Kirstin Valdez Quade
Kirstin Valdez Quade, an assistant professor of creative writing in the Lewis Center for the Arts, received the John Guare Writer's Fund Rome Prize, for "Nails, a Novel." She is the author of "Night at the Fiestas," which received the John Leonard Prize from the National Book Critics Circle, the Sue Kaufman Prize for First Fiction from the American Academy of Arts and Letters, and a “5 Under 35” award from the National Book Foundation.
Basil Twist
Basil Twist, a guest artist in the Lewis Center for the Arts who is teaching the spring Princeton Atelier course " Grandma’s Russian Painting: A New Performative Installation," was awarded the Jesse Howard Jr./ Henry W. and Marian T. Mitchell Rome Prize for "ErosAnima." Twist is a third-generation puppeteer and is currently represented on Broadway with “Charlie and The Chocolate Factory.” He is artistic director of the Dream Music Puppetry Program at the HERE Arts Center in New York.
Two Princeton faculty members served as jurors. Lucia Allais, assistant professor of architecture, served as a juror in the category of design.
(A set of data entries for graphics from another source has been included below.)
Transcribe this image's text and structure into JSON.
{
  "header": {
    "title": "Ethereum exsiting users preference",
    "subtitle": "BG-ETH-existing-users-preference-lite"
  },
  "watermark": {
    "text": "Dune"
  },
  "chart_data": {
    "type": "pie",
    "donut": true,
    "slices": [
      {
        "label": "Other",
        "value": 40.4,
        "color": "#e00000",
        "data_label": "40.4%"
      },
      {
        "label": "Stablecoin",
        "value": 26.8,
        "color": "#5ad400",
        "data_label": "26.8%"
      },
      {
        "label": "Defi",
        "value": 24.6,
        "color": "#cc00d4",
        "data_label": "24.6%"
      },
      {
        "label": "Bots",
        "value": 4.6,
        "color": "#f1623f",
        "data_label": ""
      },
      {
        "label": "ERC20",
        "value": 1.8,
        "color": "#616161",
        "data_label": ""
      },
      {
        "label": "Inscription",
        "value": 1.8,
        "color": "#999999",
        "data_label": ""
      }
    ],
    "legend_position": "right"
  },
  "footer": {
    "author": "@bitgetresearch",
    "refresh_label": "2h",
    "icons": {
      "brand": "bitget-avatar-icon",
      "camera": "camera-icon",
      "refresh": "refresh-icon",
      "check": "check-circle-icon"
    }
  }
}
Leonard Barkan, a 2010 American Academy in Rome Resident and the Class of 1943 University Professor of Comparative Literature, served as a juror in the category of Renaissance and early modern studies.
The winners were presented the Rome Prize on April 12 during the Arthur and Janet C. Ross Rome Prize Ceremony in the Frederick P. Rose Auditorium at Cooper Union in New York.